In a strange twist on the debate about online digital media piracy, Megaupload boasted high-profile support from celebrities, musicians and others creating the content being pirated. Before the shutdown, Megaupload had endorsements from Alicia Keys, Kanye West and others.
Sites such as Megaupload, Rapidshare and Mediafire are promoted as easy ways to legitimately transfer large files from one computer to another or between two users. Media companies have long claimed the legitimate file sharing just concealed the fact that it was abetting widespread piracy.

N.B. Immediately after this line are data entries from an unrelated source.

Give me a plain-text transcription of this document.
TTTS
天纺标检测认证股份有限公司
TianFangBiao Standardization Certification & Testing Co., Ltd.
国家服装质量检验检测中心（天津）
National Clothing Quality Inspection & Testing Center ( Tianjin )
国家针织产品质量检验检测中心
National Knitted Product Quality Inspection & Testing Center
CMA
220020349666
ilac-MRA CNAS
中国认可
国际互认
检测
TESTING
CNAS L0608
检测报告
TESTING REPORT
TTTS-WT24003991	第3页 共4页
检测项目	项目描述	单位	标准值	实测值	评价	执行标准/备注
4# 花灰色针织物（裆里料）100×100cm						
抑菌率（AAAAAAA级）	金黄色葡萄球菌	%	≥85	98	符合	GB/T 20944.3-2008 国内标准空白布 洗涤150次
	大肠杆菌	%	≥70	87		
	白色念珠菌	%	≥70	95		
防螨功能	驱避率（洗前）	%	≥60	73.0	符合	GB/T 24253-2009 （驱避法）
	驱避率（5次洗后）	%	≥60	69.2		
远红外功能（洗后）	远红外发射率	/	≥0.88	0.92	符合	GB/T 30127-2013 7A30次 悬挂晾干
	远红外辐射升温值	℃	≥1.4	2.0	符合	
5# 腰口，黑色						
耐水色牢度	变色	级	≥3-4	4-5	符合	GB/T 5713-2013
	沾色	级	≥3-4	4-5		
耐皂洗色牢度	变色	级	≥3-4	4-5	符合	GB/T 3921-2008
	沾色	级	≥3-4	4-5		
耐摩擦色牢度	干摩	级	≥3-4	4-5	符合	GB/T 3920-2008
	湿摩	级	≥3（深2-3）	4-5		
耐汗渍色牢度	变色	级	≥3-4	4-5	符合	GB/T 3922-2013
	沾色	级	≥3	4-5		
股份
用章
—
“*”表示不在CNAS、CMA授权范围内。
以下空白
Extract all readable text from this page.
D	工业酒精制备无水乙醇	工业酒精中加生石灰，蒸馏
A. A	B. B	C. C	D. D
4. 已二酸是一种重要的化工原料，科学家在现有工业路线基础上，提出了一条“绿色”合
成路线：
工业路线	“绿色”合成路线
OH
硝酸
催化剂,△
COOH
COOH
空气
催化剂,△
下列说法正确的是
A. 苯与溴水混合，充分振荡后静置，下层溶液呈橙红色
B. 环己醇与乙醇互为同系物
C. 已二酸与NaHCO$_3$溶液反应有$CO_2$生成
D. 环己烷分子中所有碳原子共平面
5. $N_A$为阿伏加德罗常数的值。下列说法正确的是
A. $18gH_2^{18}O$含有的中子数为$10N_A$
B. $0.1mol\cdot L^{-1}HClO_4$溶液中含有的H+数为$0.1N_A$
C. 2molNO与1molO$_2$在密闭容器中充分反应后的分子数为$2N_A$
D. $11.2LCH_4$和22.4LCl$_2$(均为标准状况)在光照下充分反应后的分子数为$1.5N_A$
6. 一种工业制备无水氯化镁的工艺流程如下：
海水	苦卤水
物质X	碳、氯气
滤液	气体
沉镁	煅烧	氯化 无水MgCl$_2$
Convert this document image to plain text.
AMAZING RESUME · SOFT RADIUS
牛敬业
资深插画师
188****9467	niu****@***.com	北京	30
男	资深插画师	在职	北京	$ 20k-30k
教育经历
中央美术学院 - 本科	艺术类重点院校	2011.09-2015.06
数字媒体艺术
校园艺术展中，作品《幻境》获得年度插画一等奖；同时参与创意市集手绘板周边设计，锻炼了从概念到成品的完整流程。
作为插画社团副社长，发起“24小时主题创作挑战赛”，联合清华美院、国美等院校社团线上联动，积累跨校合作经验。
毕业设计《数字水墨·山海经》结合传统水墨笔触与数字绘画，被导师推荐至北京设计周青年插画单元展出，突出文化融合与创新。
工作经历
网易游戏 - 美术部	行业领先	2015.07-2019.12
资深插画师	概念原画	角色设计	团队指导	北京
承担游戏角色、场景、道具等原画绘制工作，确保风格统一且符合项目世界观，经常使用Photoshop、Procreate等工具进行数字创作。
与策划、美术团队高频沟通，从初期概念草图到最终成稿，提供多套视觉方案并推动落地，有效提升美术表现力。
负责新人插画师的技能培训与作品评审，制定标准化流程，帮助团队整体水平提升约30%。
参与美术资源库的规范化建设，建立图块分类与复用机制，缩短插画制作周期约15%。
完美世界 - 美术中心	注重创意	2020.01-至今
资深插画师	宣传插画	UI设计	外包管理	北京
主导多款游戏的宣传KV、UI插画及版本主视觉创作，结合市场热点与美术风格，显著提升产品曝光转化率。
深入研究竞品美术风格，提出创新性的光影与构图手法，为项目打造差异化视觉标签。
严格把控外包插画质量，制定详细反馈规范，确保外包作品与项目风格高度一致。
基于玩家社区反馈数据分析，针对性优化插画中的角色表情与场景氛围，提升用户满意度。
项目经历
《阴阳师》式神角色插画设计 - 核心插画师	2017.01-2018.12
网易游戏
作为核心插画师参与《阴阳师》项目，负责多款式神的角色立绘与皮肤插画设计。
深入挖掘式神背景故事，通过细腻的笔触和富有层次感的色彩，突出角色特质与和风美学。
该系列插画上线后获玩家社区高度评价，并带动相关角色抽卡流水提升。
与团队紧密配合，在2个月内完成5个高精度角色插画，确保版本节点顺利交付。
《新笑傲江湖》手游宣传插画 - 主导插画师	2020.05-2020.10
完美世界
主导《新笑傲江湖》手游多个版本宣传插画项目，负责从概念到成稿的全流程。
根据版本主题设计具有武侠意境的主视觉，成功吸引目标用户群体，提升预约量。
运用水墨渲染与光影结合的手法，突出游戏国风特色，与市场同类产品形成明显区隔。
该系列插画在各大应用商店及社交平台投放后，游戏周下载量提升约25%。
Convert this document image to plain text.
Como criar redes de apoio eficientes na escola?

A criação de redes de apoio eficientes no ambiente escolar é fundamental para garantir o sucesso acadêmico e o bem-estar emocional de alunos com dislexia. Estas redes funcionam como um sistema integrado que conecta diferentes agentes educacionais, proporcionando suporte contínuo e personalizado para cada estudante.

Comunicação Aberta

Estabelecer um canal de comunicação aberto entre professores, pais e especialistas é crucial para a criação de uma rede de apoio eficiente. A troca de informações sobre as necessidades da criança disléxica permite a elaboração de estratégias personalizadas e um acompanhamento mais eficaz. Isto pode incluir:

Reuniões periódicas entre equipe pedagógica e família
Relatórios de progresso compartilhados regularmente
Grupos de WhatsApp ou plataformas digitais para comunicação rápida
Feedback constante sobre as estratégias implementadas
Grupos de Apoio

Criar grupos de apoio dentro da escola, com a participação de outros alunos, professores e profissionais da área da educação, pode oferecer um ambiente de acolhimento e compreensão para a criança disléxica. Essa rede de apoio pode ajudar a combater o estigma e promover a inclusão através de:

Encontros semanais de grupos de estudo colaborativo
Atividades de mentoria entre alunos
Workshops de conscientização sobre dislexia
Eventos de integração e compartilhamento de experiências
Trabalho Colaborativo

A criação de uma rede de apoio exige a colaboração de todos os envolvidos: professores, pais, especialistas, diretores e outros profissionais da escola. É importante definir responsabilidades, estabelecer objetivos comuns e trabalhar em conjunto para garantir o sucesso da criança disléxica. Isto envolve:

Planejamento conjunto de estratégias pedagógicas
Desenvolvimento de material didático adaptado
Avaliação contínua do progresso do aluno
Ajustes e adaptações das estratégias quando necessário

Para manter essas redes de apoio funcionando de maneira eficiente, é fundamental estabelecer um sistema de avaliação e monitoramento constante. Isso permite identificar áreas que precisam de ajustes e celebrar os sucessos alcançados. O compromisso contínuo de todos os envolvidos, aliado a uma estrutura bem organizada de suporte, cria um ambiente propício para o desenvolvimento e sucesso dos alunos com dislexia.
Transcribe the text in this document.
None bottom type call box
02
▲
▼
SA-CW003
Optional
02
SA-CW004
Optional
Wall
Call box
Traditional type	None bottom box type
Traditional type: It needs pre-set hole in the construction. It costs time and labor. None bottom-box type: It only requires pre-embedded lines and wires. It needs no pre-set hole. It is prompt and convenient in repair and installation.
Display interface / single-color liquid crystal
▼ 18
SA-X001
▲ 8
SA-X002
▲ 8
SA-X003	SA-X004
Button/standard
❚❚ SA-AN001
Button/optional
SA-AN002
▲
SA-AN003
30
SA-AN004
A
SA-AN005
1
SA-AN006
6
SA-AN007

Megaupload.com had 50 million visitors daily and accounted for 4 percent of all Internet traffic, according to the indictment. According to a recent report from Palo Alto Networks that analyzed 1,636 enterprises to determine what kinds of applications were running on their networks, Megaupload was found on 57 percent of the organizations in the study. While significantly fewer organizations ran Megaupload, as opposed to Dropbox, Megaupload consumed 20,405GB of bandwidth, compared with Dropbox’s 17,573GB, the report found.
Federal investigators managed to obtain emails and other correspondence among the defendants to show they were aware Megaupload contained unauthorized content. In an email from February 2011, three of the defendants discussed an article on how to stop the government from seizing domain names, the indictment said.
The arrests and site shutdown came immediately after the widespread Internet strike on Jan. 18, when thousands of sites, including Wikipedia, went dark in protest against the Stop Online Piracy Act (SOPA) and the Protect IP Act (PIPA). Other sites, such as Google and Mozilla, highlighted their opposition to the bills by graphically altering their sites and encouraging users to sign petitions. On the Google site, there was a broad black band obscuring the Google logo signifying its belief that the proposed legislation would impose censorship on the Internet.
If passed, SOPA and PIPA would force Internet service providers, ad networks and search providers to block access to “offending” sites like Megaupload. If SOPA and PIPA had been law, the Megaupload shutdown would have proceeded without having to involve the FBI, since a court order was all that would be necessary.
Opponents fear that the proposed laws’ broad provisions could result in legitimate sites being taken down while not affecting online piracy.